Am 23.05.2012 18:29, schrieb Lars Aronsson:
On 2012-05-23 17:36, Christoph Lauer wrote:
I'm working on the Entry Layouts, which extract wiktionary data into the dbpedia framework. The first thing I'm interested in the link to the base form of an inflected verb/adjective.
Which language of Wiktionary, and what is your source format? In the English Wiktionary, the category tree under http://en.wiktionary.org/wiki/Category:Form-of_templates_by_language will guide you to wiki templates used to express that an entry is an inflected form of a base word.
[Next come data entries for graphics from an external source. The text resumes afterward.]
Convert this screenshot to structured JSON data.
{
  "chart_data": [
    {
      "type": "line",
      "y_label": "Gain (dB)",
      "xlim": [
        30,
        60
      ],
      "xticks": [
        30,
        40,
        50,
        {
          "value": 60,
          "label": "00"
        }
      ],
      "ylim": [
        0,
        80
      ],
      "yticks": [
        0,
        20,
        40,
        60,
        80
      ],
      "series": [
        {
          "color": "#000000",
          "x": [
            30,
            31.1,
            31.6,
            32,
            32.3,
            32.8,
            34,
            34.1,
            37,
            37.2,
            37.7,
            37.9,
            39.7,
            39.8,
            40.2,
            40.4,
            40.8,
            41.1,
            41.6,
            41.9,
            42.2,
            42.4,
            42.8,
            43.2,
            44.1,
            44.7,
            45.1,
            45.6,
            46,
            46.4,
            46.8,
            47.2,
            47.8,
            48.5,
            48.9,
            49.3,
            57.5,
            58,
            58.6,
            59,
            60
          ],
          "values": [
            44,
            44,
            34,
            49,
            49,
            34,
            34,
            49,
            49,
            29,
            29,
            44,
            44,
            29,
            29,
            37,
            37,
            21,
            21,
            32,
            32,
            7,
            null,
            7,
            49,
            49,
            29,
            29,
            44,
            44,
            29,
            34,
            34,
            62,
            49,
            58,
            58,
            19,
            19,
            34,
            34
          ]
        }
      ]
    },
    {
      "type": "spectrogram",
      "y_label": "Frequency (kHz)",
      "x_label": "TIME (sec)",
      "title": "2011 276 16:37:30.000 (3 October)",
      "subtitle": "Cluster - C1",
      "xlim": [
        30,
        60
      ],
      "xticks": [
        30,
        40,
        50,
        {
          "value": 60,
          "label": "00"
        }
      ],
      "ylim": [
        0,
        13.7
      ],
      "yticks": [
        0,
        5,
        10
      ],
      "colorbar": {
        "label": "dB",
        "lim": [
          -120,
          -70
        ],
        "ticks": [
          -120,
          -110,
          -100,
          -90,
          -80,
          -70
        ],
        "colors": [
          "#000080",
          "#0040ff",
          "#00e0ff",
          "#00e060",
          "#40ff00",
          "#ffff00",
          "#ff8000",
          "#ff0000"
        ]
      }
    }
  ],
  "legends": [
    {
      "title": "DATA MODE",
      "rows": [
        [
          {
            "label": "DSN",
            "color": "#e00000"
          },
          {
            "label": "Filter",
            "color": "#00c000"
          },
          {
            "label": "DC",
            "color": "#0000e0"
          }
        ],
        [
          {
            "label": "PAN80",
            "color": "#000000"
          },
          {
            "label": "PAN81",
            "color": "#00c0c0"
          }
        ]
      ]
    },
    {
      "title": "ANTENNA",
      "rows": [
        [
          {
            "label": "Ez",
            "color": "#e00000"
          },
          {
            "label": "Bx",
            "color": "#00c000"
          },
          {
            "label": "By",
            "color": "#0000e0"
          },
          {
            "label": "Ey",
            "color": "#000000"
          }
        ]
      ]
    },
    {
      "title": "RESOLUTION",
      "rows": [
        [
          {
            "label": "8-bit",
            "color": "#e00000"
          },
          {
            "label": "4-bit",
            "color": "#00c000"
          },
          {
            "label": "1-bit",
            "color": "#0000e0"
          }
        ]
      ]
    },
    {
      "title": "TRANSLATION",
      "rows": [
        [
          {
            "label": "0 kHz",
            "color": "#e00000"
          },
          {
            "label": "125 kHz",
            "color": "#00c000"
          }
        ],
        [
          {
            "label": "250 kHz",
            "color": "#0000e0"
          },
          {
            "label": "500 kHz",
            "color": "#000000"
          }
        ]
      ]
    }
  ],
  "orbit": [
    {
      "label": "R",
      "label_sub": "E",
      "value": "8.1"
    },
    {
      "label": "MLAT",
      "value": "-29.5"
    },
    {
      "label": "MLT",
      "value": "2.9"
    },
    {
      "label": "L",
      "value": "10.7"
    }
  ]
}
The template I wrote was for the english wiktionary. I'm not sure what you mean by source format; the entry layouts follow the XML standard as described here: http://wiktionary.dbpedia.org/ (just to make sure we're not talking cross purposes ;-) ).
For example, two levels down, you will find http://en.wiktionary.org/wiki/Category:Swedish_form-of_templates and http://en.wiktionary.org/wiki/Template:sv-adj-form-abs-indef-n which is used in the entry http://en.wiktionary.org/wiki/oveders%C3%A4gligt to specify that this word is a form of a Swedish adjective. The base word is the first and only parameter.
Interesting that the english subcategoy is practically empty whereas the swedish subcategory has lots of information about templates. In the given word 'ovedersägligt' you can see that the Wiki code for the 'Adjective' subcategory is
===Adjective=== {{head|sv|adjective form}}
# {{sv-adj-form-abs-indef-n|ovedersäglig}}
With the template I want to catch the last line from that to extract the link to the base form 'ovedersäglig'. DBpedia doesnt have a swedish database (yet), but if you take for example the english word 'took', then you can see the entry under http://wiktionary.dbpedia.org/page/took. There's no reference to the base form, so I would like to add it. Thats what it's all about ;-)